Since there were older individuals in Cluster 2, it may be assumed that the depression tendency in this cluster is related to age. As gerontologists often point out the age is not a strong factor on depression [32]. Rather different dimensions of social exclusion have certain effects on depression [33]. The present study reveals that age is not an important factor in depression tendency. Correlation coefficients of age of clusters, was calculated according to depression indicators (see Table 4). In Cluster 1, a statistically significant correlation was found for 6 out of 9 questions in terms of age. On the other hand, in Cluster 2, statistically significant correlation was found only for one question. This clearly indicate that the curfew has significant impact on older people in terms of depression tendency. Yet, the age factor seems to play a role in Cluster 1 which was not affected by the curfew. It was also found that five of the answers with a significant negative correlation, (increased reply of “often” with increasing age). However, considering that participants of this cluster were not affected by the curfew, factors other than age must have played a role. We assume one of the main affects may be keeping away older people from their social roles, i.e., daily out-of-home routines.

CONCLUSIONS

The older people who were suddenly cut off from ordinary social relations, has experienced the curfew as a process of pressure as well as exclusion from and accusing of social environment. The older individuals have also become more dependent to others during the curfew. But this type of “curfews” seems to be meaningless.
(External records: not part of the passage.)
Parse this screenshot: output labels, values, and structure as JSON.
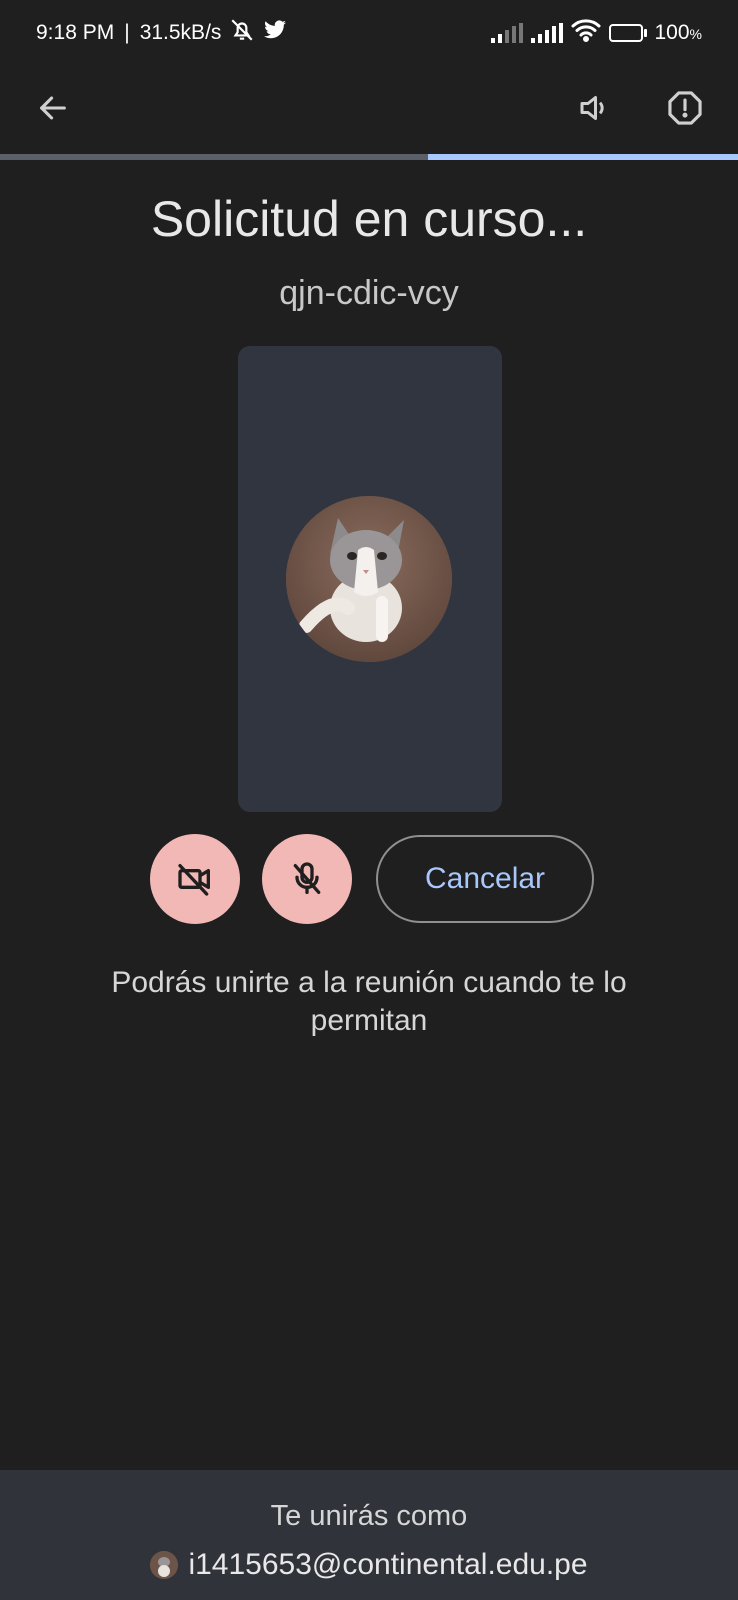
{
  "status_bar": {
    "time": "9:18 PM",
    "separator": "|",
    "speed": "31.5kB/s",
    "battery": "100",
    "battery_unit": "%"
  },
  "header": {
    "back_icon": "back-arrow-icon",
    "speaker_icon": "speaker-icon",
    "report_icon": "report-icon"
  },
  "progress": {
    "fraction": 0.42
  },
  "main": {
    "title": "Solicitud en curso...",
    "meeting_code": "qjn-cdic-vcy",
    "info_text": "Podrás unirte a la reunión cuando te lo permitan"
  },
  "controls": {
    "cancel_label": "Cancelar",
    "camera_icon": "camera-off-icon",
    "mic_icon": "mic-off-icon",
    "button_color": "#f2b8b5",
    "accent": "#a8c7fa"
  },
  "footer": {
    "label": "Te unirás como",
    "account": "i1415653@continental.edu.pe"
  }
}
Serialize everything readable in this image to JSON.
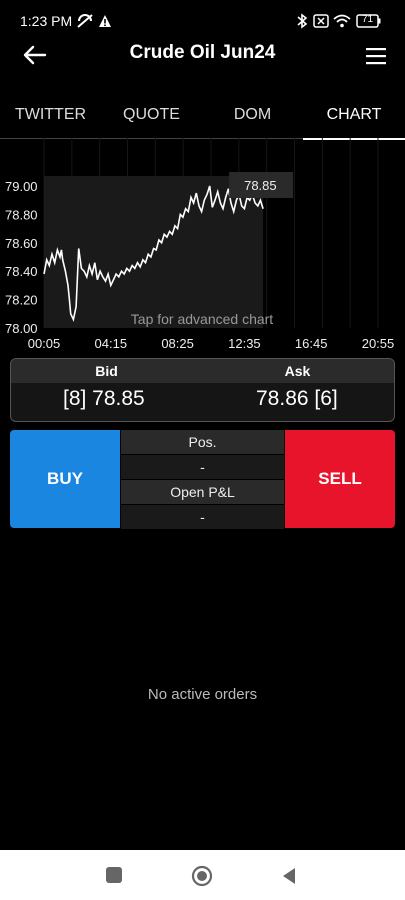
{
  "status": {
    "time": "1:23 PM",
    "battery": "71",
    "icons": [
      "mute-icon",
      "warning-icon",
      "bluetooth-icon",
      "sim-off-icon",
      "wifi-icon",
      "battery-icon"
    ]
  },
  "header": {
    "title": "Crude Oil Jun24",
    "back_icon": "back-arrow-icon",
    "menu_icon": "hamburger-menu-icon"
  },
  "tabs": [
    {
      "label": "TWITTER",
      "active": false
    },
    {
      "label": "QUOTE",
      "active": false
    },
    {
      "label": "DOM",
      "active": false
    },
    {
      "label": "CHART",
      "active": true
    }
  ],
  "chart_data": {
    "type": "line",
    "title": "",
    "hint": "Tap for advanced chart",
    "current_price_label": "78.85",
    "y_ticks": [
      "79.00",
      "78.80",
      "78.60",
      "78.40",
      "78.20",
      "78.00"
    ],
    "x_ticks": [
      "00:05",
      "04:15",
      "08:25",
      "12:35",
      "16:45",
      "20:55"
    ],
    "ylim": [
      78.0,
      79.0
    ],
    "x_minutes_range": [
      5,
      1255
    ],
    "series": [
      {
        "x": [
          5,
          15,
          25,
          35,
          45,
          55,
          65,
          70,
          75,
          85,
          95,
          100,
          105,
          115,
          125,
          135,
          145,
          155,
          165,
          175,
          185,
          195,
          205,
          215,
          225,
          235,
          245,
          255,
          265,
          275,
          285,
          295,
          305,
          315,
          325,
          335,
          345,
          355,
          365,
          375,
          385,
          395,
          405,
          415,
          425,
          435,
          445,
          455,
          465,
          475,
          485,
          495,
          505,
          515,
          525,
          535,
          545,
          555,
          565,
          575,
          585,
          595,
          605,
          615,
          625,
          635,
          645,
          655,
          665,
          675,
          685,
          695,
          705,
          715,
          725,
          735,
          745,
          755,
          765,
          775,
          785,
          795,
          805,
          815,
          825
        ],
        "values": [
          78.38,
          78.48,
          78.44,
          78.52,
          78.46,
          78.55,
          78.5,
          78.55,
          78.48,
          78.4,
          78.3,
          78.2,
          78.1,
          78.06,
          78.15,
          78.56,
          78.42,
          78.4,
          78.36,
          78.44,
          78.38,
          78.46,
          78.34,
          78.4,
          78.36,
          78.33,
          78.38,
          78.3,
          78.34,
          78.38,
          78.36,
          78.4,
          78.38,
          78.42,
          78.4,
          78.44,
          78.42,
          78.46,
          78.43,
          78.48,
          78.46,
          78.52,
          78.5,
          78.56,
          78.55,
          78.62,
          78.6,
          78.66,
          78.64,
          78.68,
          78.66,
          78.72,
          78.7,
          78.8,
          78.78,
          78.84,
          78.82,
          78.92,
          78.88,
          78.95,
          78.86,
          78.82,
          78.9,
          78.94,
          79.0,
          78.85,
          78.9,
          78.96,
          78.88,
          78.84,
          78.92,
          78.98,
          78.88,
          78.82,
          78.9,
          78.94,
          78.86,
          78.84,
          78.92,
          78.9,
          78.94,
          78.88,
          78.86,
          78.9,
          78.84
        ]
      }
    ]
  },
  "quote": {
    "bid_label": "Bid",
    "ask_label": "Ask",
    "bid_value": "[8] 78.85",
    "ask_value": "78.86 [6]"
  },
  "trade": {
    "buy_label": "BUY",
    "sell_label": "SELL",
    "pos_label": "Pos.",
    "pos_value": "-",
    "pnl_label": "Open P&L",
    "pnl_value": "-"
  },
  "orders": {
    "empty_text": "No active orders"
  },
  "navbar": {
    "icons": [
      "recents-square-icon",
      "home-circle-icon",
      "back-triangle-icon"
    ]
  }
}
The older people who stayed at home did not believe that curfews could stop the outbreaks [34]. According to statistics of Turkish Ministry of Health [35], no significant decline was observed in the number of cases between curfew and free periods. It is also unclear whether the curfew really protects the older people from COVID-19. Five of Tazelenme University students who were imposed to a curfew, died during the outbreak. Although this research depicts that there is an association between depression and the curfew, the results must be judged with caution since it is a limited study representing only student population of Tazelenme University of Antalya Campus.